“Family to us is love. Love makes a house a home.”
When Amy first met Emily, 19, she explained it “just fit.” “I can’t explain it,” Amy said, “it just clicked. I felt like her mother right away.”

Both sets of Amy’s grandparents had adopted, so she was exposed to the process early on. Even as a child, Amy knew she would like to adopt one day. Her heart broke for those children who didn’t have someone to call “mommy,” and she always felt like every child, no matter their age, should have a mom. “When they go to college and start having their own family; they still need their mom,” Amy explained.

Amy is a single mother of two and a foster mother. “Patience and understanding is key to filling in the blanks, it is important to never give up – even when boundaries are tested,” Amy stated. Emily was placed with Amy at age 19 and legally adopted at 20. Once adopted, Emily not only gained a mother, but gained siblings as she became an older sister. Emily never gave up on the idea of finding a forever family, and she feels like it’s important for older youth to know that a forever family “will come when you least expect it.”

For Emily, the best part of being adopted is having somewhere to call home. “I have a place I belong, and I have a family that doesn’t care if I need time alone or that I don’t like hugs,” Emily said. “They still love me, and they always will.”

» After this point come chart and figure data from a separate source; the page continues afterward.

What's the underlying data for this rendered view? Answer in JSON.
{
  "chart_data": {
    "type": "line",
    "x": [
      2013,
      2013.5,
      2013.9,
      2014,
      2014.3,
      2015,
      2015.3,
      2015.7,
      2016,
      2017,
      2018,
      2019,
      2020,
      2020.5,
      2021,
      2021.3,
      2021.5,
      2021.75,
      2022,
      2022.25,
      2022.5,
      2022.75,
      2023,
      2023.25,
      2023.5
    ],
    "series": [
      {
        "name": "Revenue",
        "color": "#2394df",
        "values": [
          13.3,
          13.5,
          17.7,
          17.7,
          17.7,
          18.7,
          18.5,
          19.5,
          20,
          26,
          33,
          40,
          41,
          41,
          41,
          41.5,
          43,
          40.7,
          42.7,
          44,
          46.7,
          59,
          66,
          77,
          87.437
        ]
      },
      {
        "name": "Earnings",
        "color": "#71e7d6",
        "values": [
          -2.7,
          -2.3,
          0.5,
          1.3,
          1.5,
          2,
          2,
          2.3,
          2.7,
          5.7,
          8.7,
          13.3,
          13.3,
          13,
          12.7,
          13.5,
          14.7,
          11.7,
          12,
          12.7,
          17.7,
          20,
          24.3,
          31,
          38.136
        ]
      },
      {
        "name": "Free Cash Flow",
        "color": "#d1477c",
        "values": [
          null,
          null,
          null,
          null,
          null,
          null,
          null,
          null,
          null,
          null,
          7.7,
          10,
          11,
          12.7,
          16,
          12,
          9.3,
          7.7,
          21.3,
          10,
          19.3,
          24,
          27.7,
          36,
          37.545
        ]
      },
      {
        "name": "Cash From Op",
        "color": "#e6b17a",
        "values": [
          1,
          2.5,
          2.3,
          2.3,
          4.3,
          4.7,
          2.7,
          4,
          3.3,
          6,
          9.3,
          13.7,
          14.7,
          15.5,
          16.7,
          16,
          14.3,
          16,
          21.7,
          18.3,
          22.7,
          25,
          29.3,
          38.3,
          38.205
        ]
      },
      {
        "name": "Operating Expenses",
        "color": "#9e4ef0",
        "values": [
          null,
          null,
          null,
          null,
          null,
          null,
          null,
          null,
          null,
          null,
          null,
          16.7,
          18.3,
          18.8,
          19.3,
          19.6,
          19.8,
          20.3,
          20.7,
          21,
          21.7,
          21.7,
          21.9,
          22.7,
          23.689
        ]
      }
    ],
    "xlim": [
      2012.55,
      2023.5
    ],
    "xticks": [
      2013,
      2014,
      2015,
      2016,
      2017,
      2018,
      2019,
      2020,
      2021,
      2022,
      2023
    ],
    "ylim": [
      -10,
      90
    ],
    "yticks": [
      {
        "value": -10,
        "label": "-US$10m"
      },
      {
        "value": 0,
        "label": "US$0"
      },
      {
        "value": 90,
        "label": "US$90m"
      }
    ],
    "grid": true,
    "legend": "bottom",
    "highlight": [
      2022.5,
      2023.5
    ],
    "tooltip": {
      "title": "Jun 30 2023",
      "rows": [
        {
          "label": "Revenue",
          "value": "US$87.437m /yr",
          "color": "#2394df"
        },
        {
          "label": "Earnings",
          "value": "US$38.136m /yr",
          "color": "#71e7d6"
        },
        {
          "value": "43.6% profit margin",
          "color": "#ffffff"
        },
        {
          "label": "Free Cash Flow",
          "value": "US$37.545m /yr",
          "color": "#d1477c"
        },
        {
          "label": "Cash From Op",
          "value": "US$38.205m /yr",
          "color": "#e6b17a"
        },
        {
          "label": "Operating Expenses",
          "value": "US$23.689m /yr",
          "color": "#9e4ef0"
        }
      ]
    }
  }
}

James, Sarah, Jacob & John

“Just because they are older doesn’t mean they do not still need time and love.”

Noah and Mary began their journey as foster and adoptive parents many years ago. Since then, they have adopted twelve children and greatly extended their family. “We felt like God wanted us to reach out,” Mary explained, “There is such a need for children to have a home for a lifetime.”

About two years ago, the family adopted James and a sibling group of three who had been featured in the Missouri Heart Gallery. At the time of adoption, James was 14 years old, and the three siblings, Sarah, Jacob, and John were 11, 10, and 9.

According to Sarah, being a part of a forever family has taught her about “responsibility, hard work, and how to notice the feelings of other people.” Jacob said, “I’ve especially been learning to show love for my brothers, sisters, and parents. They’ve been teaching me about God.” John, the youngest of the siblings, excitedly added, “We have a lot of fun and go places together!”

The older age of the children did not detour this family, as they saw potential in all of them. “Just because they are older doesn’t mean they do not still need time and love,” they explained.

Jacob said the best part about being adopted is “belonging, feeling wanted, and having hope for my future.” James explained that it felt good to have parents that love him unconditionally and will stick with him through the good and the bad times.

Noah and Mary said that if they had just one piece of advice to those interested in adoption, it would be to be strong and be committed. By opening their home and hearts to these children, Noah and Mary have allowed them to learn and grow in a stable environment. When asked, all of the children agreed that having a forever family meant that they feel “loved, happy and cared for.”


“People ask me many times, do you love your adopted kids as much as your biological ones? The answer is an overwhelming yes, and sometimes it happens even before you meet them.”

We weren’t looking to adopt again. At that time, our oldest adopted daughter had been settled in for five years and was getting close to graduating from high school. Still, I was curious about the waiting kids out there. I looked at the Heart Gallery and the Adoption Exchange lists once a week. Would these kids get placed? How long did they wait? But then I saw Katie’s picture. Veterans of two multi-racial adoptions, looks were not what mattered to us. Regardless, what I saw in Katie was a preteen girl that looked like my wife, but with my nose and my blue eyes. My heart claimed her and I couldn’t get out of my head that this could be our daughter, and she was out there, waiting.

For the next year I kept asking about her, even waiting through another match she had that failed. My wife thought I was a little loony, but in the end, my heart was right. She was our daughter, she is our daughter, and she always will be. When we brought her home, she still had the hat she wore in her Heart Gallery pictures. A symbol of her past that we had never seen, the hat was foreign, but it disappeared quickly. She left her name behind as well because she wanted a fresh start with a new attitude. Dawn was the girl in the Heart Gallery, but Katie moved in with us.

People ask me many times, do you love your adopted kids as much as your biological ones? The answer is an overwhelming yes, and sometimes it happens even before you meet them. She’s growing up fast now; driving a car, getting a job, and getting asked out to prom.

I’m proud of the changes she has made and the woman she is becoming. Other dads are upset because their little girls grow up quickly, but I’m just glad I didn’t miss more.